Kelly Pace-Wilson
- Country (sports): United States
- Born: September 5, 1973 (age 52) Huntsville, Alabama, U.S.
- Plays: Right-handed
- Prize money: $37,110

Singles
- Highest ranking: No. 196 (October 14, 1996)

Doubles
- Career titles: 0 WTA / 3 ITF
- Highest ranking: No. 134 (January 26, 1998)

Grand Slam doubles results
- US Open: 1R (1996)

= Kelly Pace-Wilson =

American tennis player

Kelly Pace-Wilson (born September 5, 1973) is an American former professional tennis player. She competed in the 1990s under her maiden name Kelly Pace.

==Biography==
Born in Huntsville, Alabama, Pace-Wilson played college tennis at the University of Texas at Austin (Longhorns) from 1992 to 1995. She was a five-time All-American and was a member of two NCAA championship winning teams. The second of those championships came in her senior year in 1995, when she reached the top of the ITA rankings and was runner-up in both singles and doubles at the NCAA championships. She won a bronze medal for the United States at the 1995 Summer Universiade in Fukuoka, graduating that year with the Longhorns record for most career wins in singles.

Pace, a right-handed player, reached a best singles ranking on the professional tour of 196 in the world. In doubles she was ranked as high as 134 and featured as a qualifier in the main draw of the 1996 US Open, with Jane Chi. She won three ITF doubles titles, which included a $75,000 tournament in Wichita in 1997.

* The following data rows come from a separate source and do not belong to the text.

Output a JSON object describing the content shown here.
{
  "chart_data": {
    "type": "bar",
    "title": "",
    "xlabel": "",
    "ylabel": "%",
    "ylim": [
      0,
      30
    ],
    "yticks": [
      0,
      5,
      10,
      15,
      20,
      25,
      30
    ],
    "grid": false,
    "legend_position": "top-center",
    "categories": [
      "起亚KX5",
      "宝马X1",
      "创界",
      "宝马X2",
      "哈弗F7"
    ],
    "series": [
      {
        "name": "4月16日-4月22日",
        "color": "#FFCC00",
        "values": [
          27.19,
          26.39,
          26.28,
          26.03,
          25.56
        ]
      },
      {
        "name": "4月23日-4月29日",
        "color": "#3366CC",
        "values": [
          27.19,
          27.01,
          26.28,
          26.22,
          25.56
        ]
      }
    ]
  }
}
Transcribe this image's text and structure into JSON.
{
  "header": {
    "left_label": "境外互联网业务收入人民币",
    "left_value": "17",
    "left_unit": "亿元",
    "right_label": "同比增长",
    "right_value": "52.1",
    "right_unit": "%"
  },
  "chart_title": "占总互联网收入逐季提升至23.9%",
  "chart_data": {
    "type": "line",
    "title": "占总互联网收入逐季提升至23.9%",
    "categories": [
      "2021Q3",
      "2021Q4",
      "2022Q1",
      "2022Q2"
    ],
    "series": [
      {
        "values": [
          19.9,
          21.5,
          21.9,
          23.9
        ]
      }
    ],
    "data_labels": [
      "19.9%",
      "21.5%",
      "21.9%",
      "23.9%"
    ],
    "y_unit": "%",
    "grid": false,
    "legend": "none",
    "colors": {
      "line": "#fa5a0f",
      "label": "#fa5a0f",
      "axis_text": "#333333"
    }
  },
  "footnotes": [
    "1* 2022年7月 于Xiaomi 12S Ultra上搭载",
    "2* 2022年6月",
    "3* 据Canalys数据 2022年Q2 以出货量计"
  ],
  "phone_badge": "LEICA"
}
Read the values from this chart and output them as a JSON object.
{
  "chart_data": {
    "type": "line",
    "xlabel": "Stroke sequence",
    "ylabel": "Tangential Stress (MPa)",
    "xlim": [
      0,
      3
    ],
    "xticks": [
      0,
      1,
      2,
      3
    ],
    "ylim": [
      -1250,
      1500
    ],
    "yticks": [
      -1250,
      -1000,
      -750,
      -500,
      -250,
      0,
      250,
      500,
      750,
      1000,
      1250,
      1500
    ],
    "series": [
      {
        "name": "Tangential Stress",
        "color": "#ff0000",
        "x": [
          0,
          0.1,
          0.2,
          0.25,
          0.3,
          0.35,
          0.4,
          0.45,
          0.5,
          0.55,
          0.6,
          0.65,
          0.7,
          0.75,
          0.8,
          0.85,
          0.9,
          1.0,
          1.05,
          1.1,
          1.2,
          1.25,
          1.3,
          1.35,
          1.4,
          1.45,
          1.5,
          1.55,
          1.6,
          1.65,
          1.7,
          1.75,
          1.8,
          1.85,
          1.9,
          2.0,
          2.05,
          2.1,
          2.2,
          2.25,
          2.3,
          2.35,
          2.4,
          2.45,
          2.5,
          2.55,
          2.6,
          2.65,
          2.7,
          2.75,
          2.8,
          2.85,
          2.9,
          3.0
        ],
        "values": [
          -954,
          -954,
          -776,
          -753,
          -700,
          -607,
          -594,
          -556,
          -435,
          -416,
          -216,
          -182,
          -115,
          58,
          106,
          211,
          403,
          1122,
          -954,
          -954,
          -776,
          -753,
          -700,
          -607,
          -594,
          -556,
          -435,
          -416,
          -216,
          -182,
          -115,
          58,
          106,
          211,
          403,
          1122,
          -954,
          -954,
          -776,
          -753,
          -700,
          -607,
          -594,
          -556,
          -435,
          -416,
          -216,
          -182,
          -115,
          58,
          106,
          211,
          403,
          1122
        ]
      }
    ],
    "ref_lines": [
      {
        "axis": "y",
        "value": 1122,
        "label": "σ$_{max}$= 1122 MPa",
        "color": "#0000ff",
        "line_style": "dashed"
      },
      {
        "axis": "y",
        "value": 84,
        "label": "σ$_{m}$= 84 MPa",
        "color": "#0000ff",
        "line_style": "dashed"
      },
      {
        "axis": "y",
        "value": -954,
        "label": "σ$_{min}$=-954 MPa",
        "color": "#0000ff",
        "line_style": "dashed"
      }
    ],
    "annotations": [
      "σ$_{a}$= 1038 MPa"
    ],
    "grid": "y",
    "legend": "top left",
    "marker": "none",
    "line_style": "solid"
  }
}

Upon getting married, Kelly Wilson began playing competitive golf. Her achievements include qualifying for 12 USGA National Championships, a runner-up finish in the 2009 California Women's Amateur Championships, winning the 2020 Sacramento City Championship, and winning the inaugural NCGA Women's Mid Amateur Championship in 2021. Wilson nearly qualified for the 2014 US Open Championship in golf, which would have made her only the 3rd women to participate in both the tennis and golf version of this Championship.